NOBODY KNOWS who has won the presidential race just yet and that means there will be anxious days ahead for all Americans.

During the wait, wouldn’t it be wonderful if the caustic rhetoric that passes for political discourse in the United States could be put on hold. Americans could certainly use a break from all things ugly, divisive and negative.

Don’t misunderstand. A moratorium on political shouting would not keep anyone from watching the progress toward an Electoral College victory. Quiet voices would not somehow mean that anyone’s principles were any less heartfelt.

Our nation could just use a breather.

Everyone knew months ago that 2020 was going to be remembered for many types of pain, death and strife. The novel coronavirus has infected nearly 9.5 millions Americans, leading to more than 233,000 deaths since February.

In an attempt to halt the pandemic, a shutdown of many business sectors led to record unemployment. Yet the lockdown was not enough to halt the virus. Social isolation darkened moods.
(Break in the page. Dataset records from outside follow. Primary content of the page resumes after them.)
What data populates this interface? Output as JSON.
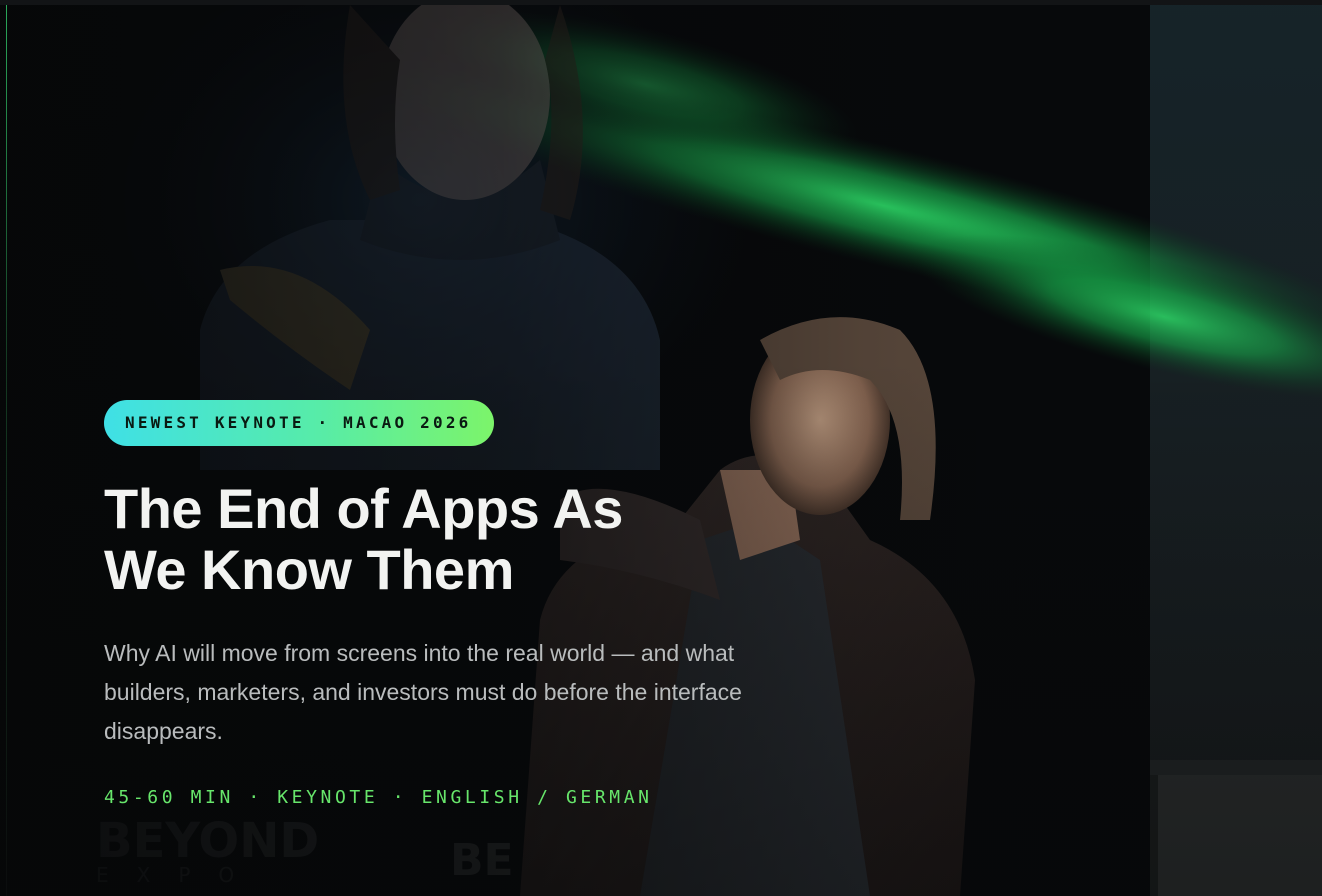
{
  "hero": {
    "badge": "NEWEST KEYNOTE · MACAO 2026",
    "title": "The End of Apps As We Know Them",
    "description": "Why AI will move from screens into the real world — and what builders, marketers, and investors must do before the interface disappears.",
    "meta": "45-60 MIN · KEYNOTE · ENGLISH / GERMAN",
    "accent_color": "#67e66b",
    "badge_gradient": [
      "#3fe0e6",
      "#7cf46a"
    ]
  }
}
Nine months later, the COVID-19 crisis continues.

In addition, the nation witnessed a string of senseless deaths during police arrests that led to widespread protests, which in turn led to other deaths and wanton destruction. A record number of forest fires have devastated large swaths of forests and many thousand homes in the Western states. Hurricanes have ravaged coastal areas.

The suffering just keeps piling higher.

If there’s a silver lining in all this gloom, it’s how Americans come together in the darkest of times.
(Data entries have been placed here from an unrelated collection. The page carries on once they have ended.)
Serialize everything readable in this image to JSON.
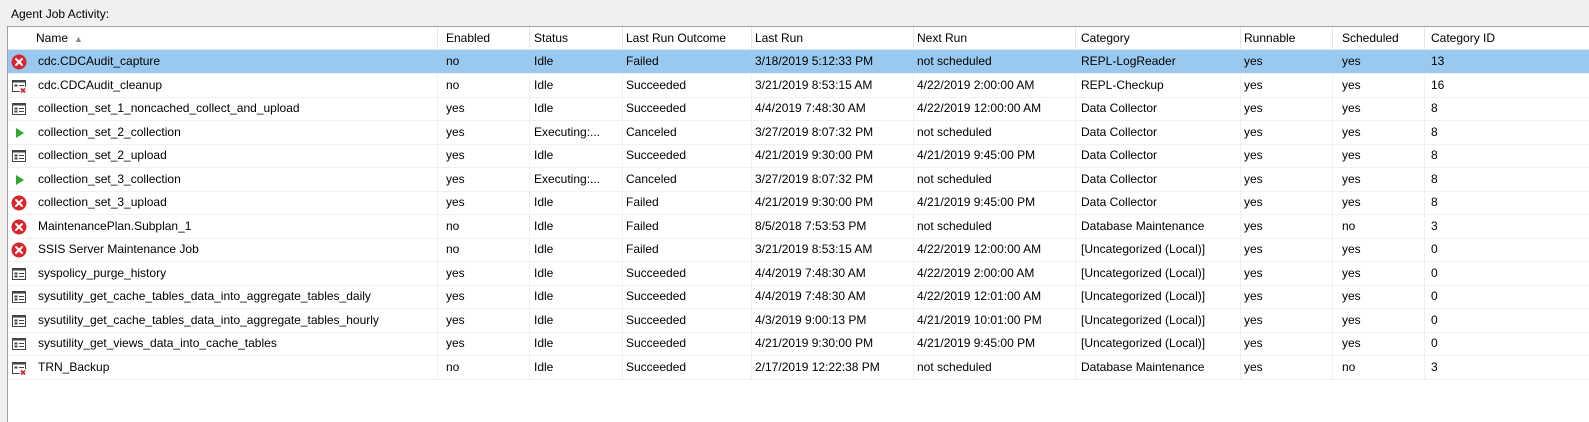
{
  "panel": {
    "title": "Agent Job Activity:"
  },
  "columns": [
    {
      "key": "name",
      "label": "Name"
    },
    {
      "key": "enabled",
      "label": "Enabled"
    },
    {
      "key": "status",
      "label": "Status"
    },
    {
      "key": "outcome",
      "label": "Last Run Outcome"
    },
    {
      "key": "lastrun",
      "label": "Last Run"
    },
    {
      "key": "nextrun",
      "label": "Next Run"
    },
    {
      "key": "category",
      "label": "Category"
    },
    {
      "key": "runnable",
      "label": "Runnable"
    },
    {
      "key": "scheduled",
      "label": "Scheduled"
    },
    {
      "key": "catid",
      "label": "Category ID"
    }
  ],
  "sort": {
    "column": "Name",
    "direction": "ascending"
  },
  "selected_row": 0,
  "colors": {
    "selection": "#99c9ef",
    "failed": "#d9262c",
    "running": "#2fa82f"
  },
  "rows": [
    {
      "icon": "failed-icon",
      "name": "cdc.CDCAudit_capture",
      "enabled": "no",
      "status": "Idle",
      "outcome": "Failed",
      "lastrun": "3/18/2019 5:12:33 PM",
      "nextrun": "not scheduled",
      "category": "REPL-LogReader",
      "runnable": "yes",
      "scheduled": "yes",
      "catid": "13"
    },
    {
      "icon": "job-disabled-icon",
      "name": "cdc.CDCAudit_cleanup",
      "enabled": "no",
      "status": "Idle",
      "outcome": "Succeeded",
      "lastrun": "3/21/2019 8:53:15 AM",
      "nextrun": "4/22/2019 2:00:00 AM",
      "category": "REPL-Checkup",
      "runnable": "yes",
      "scheduled": "yes",
      "catid": "16"
    },
    {
      "icon": "job-icon",
      "name": "collection_set_1_noncached_collect_and_upload",
      "enabled": "yes",
      "status": "Idle",
      "outcome": "Succeeded",
      "lastrun": "4/4/2019 7:48:30 AM",
      "nextrun": "4/22/2019 12:00:00 AM",
      "category": "Data Collector",
      "runnable": "yes",
      "scheduled": "yes",
      "catid": "8"
    },
    {
      "icon": "running-icon",
      "name": "collection_set_2_collection",
      "enabled": "yes",
      "status": "Executing:...",
      "outcome": "Canceled",
      "lastrun": "3/27/2019 8:07:32 PM",
      "nextrun": "not scheduled",
      "category": "Data Collector",
      "runnable": "yes",
      "scheduled": "yes",
      "catid": "8"
    },
    {
      "icon": "job-icon",
      "name": "collection_set_2_upload",
      "enabled": "yes",
      "status": "Idle",
      "outcome": "Succeeded",
      "lastrun": "4/21/2019 9:30:00 PM",
      "nextrun": "4/21/2019 9:45:00 PM",
      "category": "Data Collector",
      "runnable": "yes",
      "scheduled": "yes",
      "catid": "8"
    },
    {
      "icon": "running-icon",
      "name": "collection_set_3_collection",
      "enabled": "yes",
      "status": "Executing:...",
      "outcome": "Canceled",
      "lastrun": "3/27/2019 8:07:32 PM",
      "nextrun": "not scheduled",
      "category": "Data Collector",
      "runnable": "yes",
      "scheduled": "yes",
      "catid": "8"
    },
    {
      "icon": "failed-icon",
      "name": "collection_set_3_upload",
      "enabled": "yes",
      "status": "Idle",
      "outcome": "Failed",
      "lastrun": "4/21/2019 9:30:00 PM",
      "nextrun": "4/21/2019 9:45:00 PM",
      "category": "Data Collector",
      "runnable": "yes",
      "scheduled": "yes",
      "catid": "8"
    },
    {
      "icon": "failed-icon",
      "name": "MaintenancePlan.Subplan_1",
      "enabled": "no",
      "status": "Idle",
      "outcome": "Failed",
      "lastrun": "8/5/2018 7:53:53 PM",
      "nextrun": "not scheduled",
      "category": "Database Maintenance",
      "runnable": "yes",
      "scheduled": "no",
      "catid": "3"
    },
    {
      "icon": "failed-icon",
      "name": "SSIS Server Maintenance Job",
      "enabled": "no",
      "status": "Idle",
      "outcome": "Failed",
      "lastrun": "3/21/2019 8:53:15 AM",
      "nextrun": "4/22/2019 12:00:00 AM",
      "category": "[Uncategorized (Local)]",
      "runnable": "yes",
      "scheduled": "yes",
      "catid": "0"
    },
    {
      "icon": "job-icon",
      "name": "syspolicy_purge_history",
      "enabled": "yes",
      "status": "Idle",
      "outcome": "Succeeded",
      "lastrun": "4/4/2019 7:48:30 AM",
      "nextrun": "4/22/2019 2:00:00 AM",
      "category": "[Uncategorized (Local)]",
      "runnable": "yes",
      "scheduled": "yes",
      "catid": "0"
    },
    {
      "icon": "job-icon",
      "name": "sysutility_get_cache_tables_data_into_aggregate_tables_daily",
      "enabled": "yes",
      "status": "Idle",
      "outcome": "Succeeded",
      "lastrun": "4/4/2019 7:48:30 AM",
      "nextrun": "4/22/2019 12:01:00 AM",
      "category": "[Uncategorized (Local)]",
      "runnable": "yes",
      "scheduled": "yes",
      "catid": "0"
    },
    {
      "icon": "job-icon",
      "name": "sysutility_get_cache_tables_data_into_aggregate_tables_hourly",
      "enabled": "yes",
      "status": "Idle",
      "outcome": "Succeeded",
      "lastrun": "4/3/2019 9:00:13 PM",
      "nextrun": "4/21/2019 10:01:00 PM",
      "category": "[Uncategorized (Local)]",
      "runnable": "yes",
      "scheduled": "yes",
      "catid": "0"
    },
    {
      "icon": "job-icon",
      "name": "sysutility_get_views_data_into_cache_tables",
      "enabled": "yes",
      "status": "Idle",
      "outcome": "Succeeded",
      "lastrun": "4/21/2019 9:30:00 PM",
      "nextrun": "4/21/2019 9:45:00 PM",
      "category": "[Uncategorized (Local)]",
      "runnable": "yes",
      "scheduled": "yes",
      "catid": "0"
    },
    {
      "icon": "job-disabled-icon",
      "name": "TRN_Backup",
      "enabled": "no",
      "status": "Idle",
      "outcome": "Succeeded",
      "lastrun": "2/17/2019 12:22:38 PM",
      "nextrun": "not scheduled",
      "category": "Database Maintenance",
      "runnable": "yes",
      "scheduled": "no",
      "catid": "3"
    }
  ]
}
Health care providers in many parts of the country have worked grueling hours under continual stress for the past nine months. Countless others have done their part. Ambulance crews, police and other first responders have risked their own health to do vital work. Businesses are taking precautions to protect customers. Many employers are adapting to allow stay-at-home work. Lots of business owners have done their best to make sure laid off employees get financial help.
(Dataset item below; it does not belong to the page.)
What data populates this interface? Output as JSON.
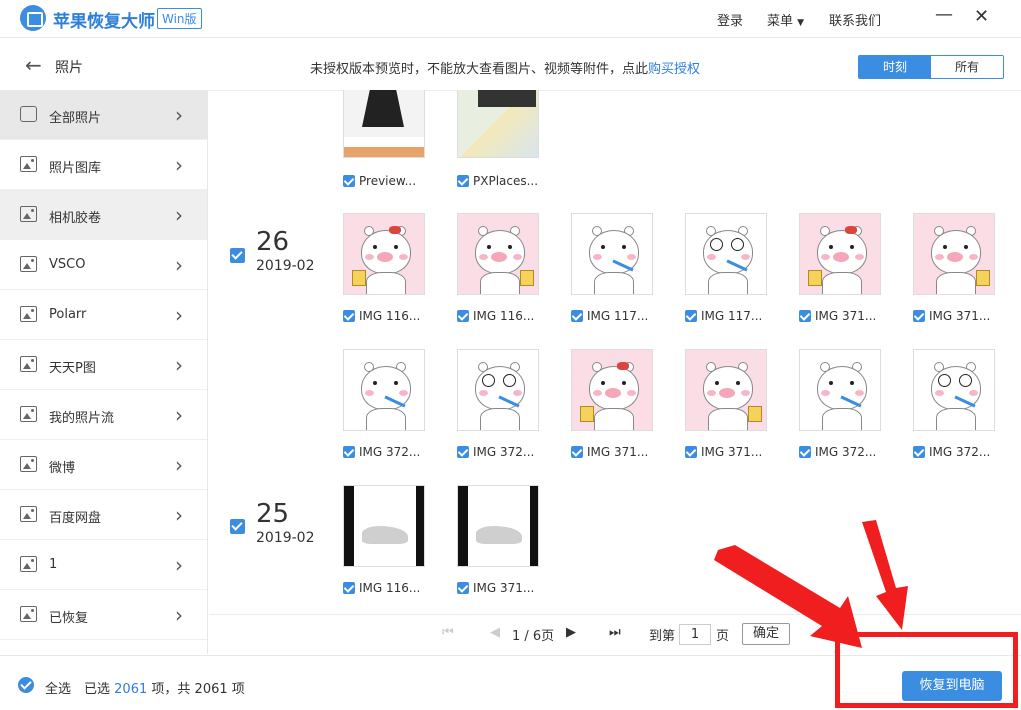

Firefighters have worked non-stop to control blazes that have claimed the lives of their peers. Storm recovery crews have volunteered their services in hard-hit areas.

Heroes who would never claim that title for themselves have shown the world the many portraits of selfless service.

We’re all Americans. We’re all in when the chips are down.

Can’t we say the same thing when the voting ends?

Nothing said in a coffee shop, or on social media will change the outcome of the election. So why shout down the other guy? Nobody benefits. We all lose.

The earlier question remains: Can’t we call a time out on all that divides us and focus on those nobler inclinations that bring us together?

So much of what the nation has experienced in 2020 has been beyond our control. We cannot wish away the coronavirus by force of will. There is no way to reset the lives lost to the virus, racism or violent protests.

We only have control over how we behave, what words we choose, whether we build up or tear down.

We’re all Americans. Let’s act like it.